When someone leaves the tradition is to usually get “dirty refs”/take-away as your last meal together, so in keeping with tradition we got take-away, however I fought with everyone to let me decided to buy and got a couple of pizzas in which I thought would be a nice treat. Feeding 8 grown men is easier said than done when you’re watching the wallet and they have stomachs the size of tanks, but thanks for deal hunting and I did it!
As mentioned, I work in a team of boys solely boys and behave/get treated as their old sister, younger sister, and mother all at once so I didn’t really expect anything special for my last day; maybe a card, as most of the time it would be me reminding them to do something like this. Plus, my work don’t usually do anything like a collection until after the baby has arrived, so I was quite content with nothing happening.
However, during said last meal my team suddenly topped my treat with these…
I got a huge, gorgeous bouquet of flowers, a mini orchid, a massive carrot and walnut cake (my favourite!) and a card.
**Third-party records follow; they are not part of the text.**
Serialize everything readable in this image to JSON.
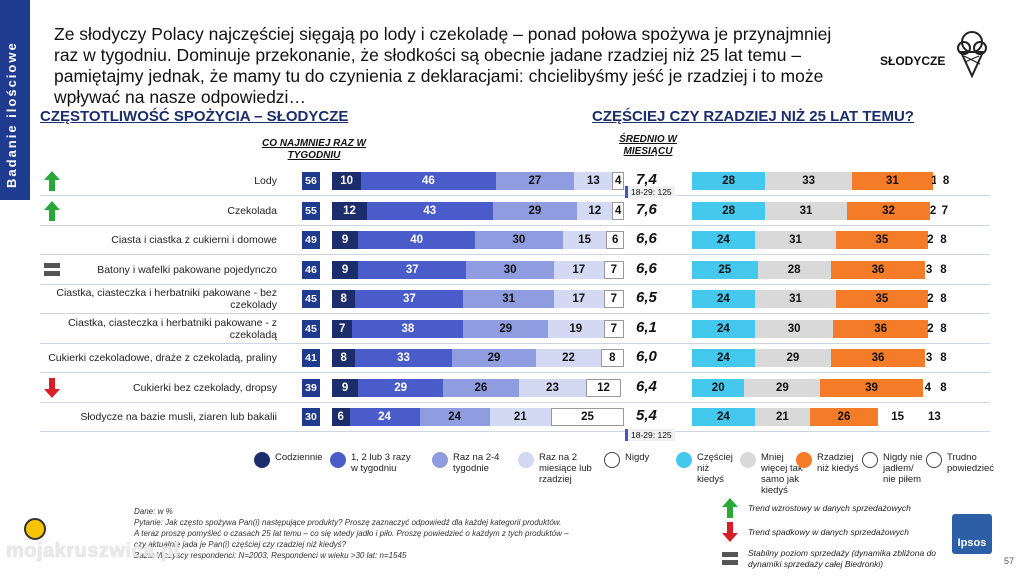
{
  "side_tab": "Badanie ilościowe",
  "header_text": "Ze słodyczy Polacy najczęściej sięgają po lody i czekoladę – ponad połowa spożywa je przynajmniej raz w tygodniu. Dominuje przekonanie, że słodkości są obecnie jadane rzadziej niż 25 lat temu – pamiętajmy jednak, że mamy tu do czynienia z deklaracjami: chcielibyśmy jeść je rzadziej i to może wpływać na nasze odpowiedzi…",
  "category_label": "SŁODYCZE",
  "left_title": "CZĘSTOTLIWOŚĆ SPOŻYCIA – SŁODYCZE",
  "right_title": "CZĘŚCIEJ CZY RZADZIEJ NIŻ 25 LAT TEMU?",
  "col_weekly": "CO NAJMNIEJ RAZ W TYGODNIU",
  "col_avg": "ŚREDNIO W MIESIĄCU",
  "callouts": [
    "18-29: 125",
    "18-29: 125"
  ],
  "colors": {
    "codziennie": "#1b2d6b",
    "weekly": "#4a5cc9",
    "raz24": "#8f9de0",
    "raz2": "#d3d8f3",
    "nigdy": "#ffffff",
    "czesciej": "#44c8ee",
    "tak_samo": "#d9d9d9",
    "rzadziej": "#f47b27",
    "nie_jadlem": "#ffffff",
    "trudno": "#ffffff",
    "trend_up": "#27a839",
    "trend_down": "#d61f26",
    "trend_stable": "#555555"
  },
  "rows": [
    {
      "label": "Lody",
      "trend": "up",
      "weekly_total": "56",
      "freq": [
        10,
        46,
        27,
        13,
        4
      ],
      "avg": "7,4",
      "comp": [
        28,
        33,
        31,
        1,
        8
      ]
    },
    {
      "label": "Czekolada",
      "trend": "up",
      "weekly_total": "55",
      "freq": [
        12,
        43,
        29,
        12,
        4
      ],
      "avg": "7,6",
      "comp": [
        28,
        31,
        32,
        2,
        7
      ]
    },
    {
      "label": "Ciasta i ciastka z cukierni i domowe",
      "trend": "",
      "weekly_total": "49",
      "freq": [
        9,
        40,
        30,
        15,
        6
      ],
      "avg": "6,6",
      "comp": [
        24,
        31,
        35,
        2,
        8
      ]
    },
    {
      "label": "Batony i wafelki pakowane pojedynczo",
      "trend": "stable",
      "weekly_total": "46",
      "freq": [
        9,
        37,
        30,
        17,
        7
      ],
      "avg": "6,6",
      "comp": [
        25,
        28,
        36,
        3,
        8
      ]
    },
    {
      "label": "Ciastka, ciasteczka i herbatniki pakowane - bez czekolady",
      "trend": "",
      "weekly_total": "45",
      "freq": [
        8,
        37,
        31,
        17,
        7
      ],
      "avg": "6,5",
      "comp": [
        24,
        31,
        35,
        2,
        8
      ]
    },
    {
      "label": "Ciastka, ciasteczka i herbatniki pakowane - z czekoladą",
      "trend": "",
      "weekly_total": "45",
      "freq": [
        7,
        38,
        29,
        19,
        7
      ],
      "avg": "6,1",
      "comp": [
        24,
        30,
        36,
        2,
        8
      ]
    },
    {
      "label": "Cukierki czekoladowe, draże z czekoladą, praliny",
      "trend": "",
      "weekly_total": "41",
      "freq": [
        8,
        33,
        29,
        22,
        8
      ],
      "avg": "6,0",
      "comp": [
        24,
        29,
        36,
        3,
        8
      ]
    },
    {
      "label": "Cukierki bez czekolady, dropsy",
      "trend": "down",
      "weekly_total": "39",
      "freq": [
        9,
        29,
        26,
        23,
        12
      ],
      "avg": "6,4",
      "comp": [
        20,
        29,
        39,
        4,
        8
      ]
    },
    {
      "label": "Słodycze na bazie musli, ziaren lub bakalii",
      "trend": "",
      "weekly_total": "30",
      "freq": [
        6,
        24,
        24,
        21,
        25
      ],
      "avg": "5,4",
      "comp": [
        24,
        21,
        26,
        15,
        13
      ]
    }
  ],
  "legend_left": [
    "Codziennie",
    "1, 2 lub 3 razy w tygodniu",
    "Raz na 2-4 tygodnie",
    "Raz na 2 miesiące lub rzadziej",
    "Nigdy"
  ],
  "legend_right": [
    "Częściej niż kiedyś",
    "Mniej więcej tak samo jak kiedyś",
    "Rzadziej niż kiedyś",
    "Nigdy nie jadłem/ nie piłem",
    "Trudno powiedzieć"
  ],
  "trend_legend": [
    "Trend wzrostowy w danych sprzedażowych",
    "Trend spadkowy w danych sprzedażowych",
    "Stabilny poziom sprzedaży (dynamika zbliżona do dynamiki sprzedaży całej Biedronki)"
  ],
  "footnote": [
    "Dane: w %",
    "Pytanie: Jak często spożywa Pan(i) następujące produkty? Proszę zaznaczyć odpowiedź dla każdej kategorii produktów.",
    "A teraz proszę pomyśleć o czasach 25 lat temu – co się wtedy jadło i piło. Proszę powiedzieć o każdym z tych produktów –",
    "czy aktualnie jada je Pan(i) częściej czy rzadziej niż kiedyś?",
    "Baza: Wszyscy respondenci: N=2003, Respondenci w wieku >30 lat: n=1545"
  ],
  "page_number": "57",
  "brand": "Ipsos",
  "watermark": "mojakruszwica.pl"
}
The cake was actually planned weeks in advance and was baked by one of the boy’s mums which one of the boys ALSO had to travel by train to collect as they only have a moped as their mode of transport – that hit a heartstring for me. They also hinted that more will be on the way once fidget arrives! It was magical, and if they’d caught me a week ago I would have cried my eyes out. They really blew my last shift out of the water and made me feel very loved – it was special.
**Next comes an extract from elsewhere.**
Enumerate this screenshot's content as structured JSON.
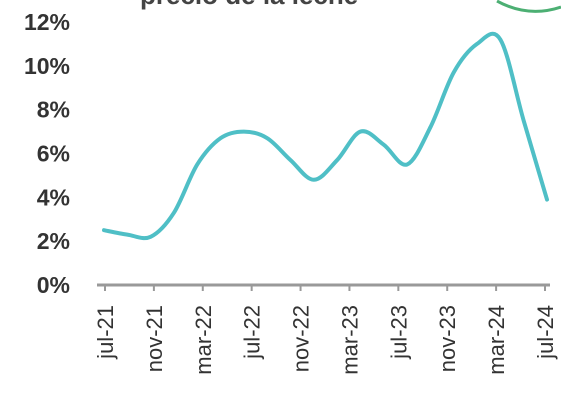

My team is like a second family to me which made leaving so very hard – I really didn’t want to say goodbye. I know it’s not forever and I’ll still speak to them via various social media forums, and don’t get me wrong I couldn’t wait to generally get the hell out so I could start the wind down for this baby, but when I’ve been used to seeing the boys almost every day I get used to them being part of my day. They’re a part of my life, so now not having that regular contact will feel very strange.
Once fidget is born we’re planning to “wet the baby’s head” and I’ll no doubt take fidget into work so they can meet their many “uncles” (and so I can have a catch up/gossip) but it’s still very alien knowing that at the moment, I’m not going back.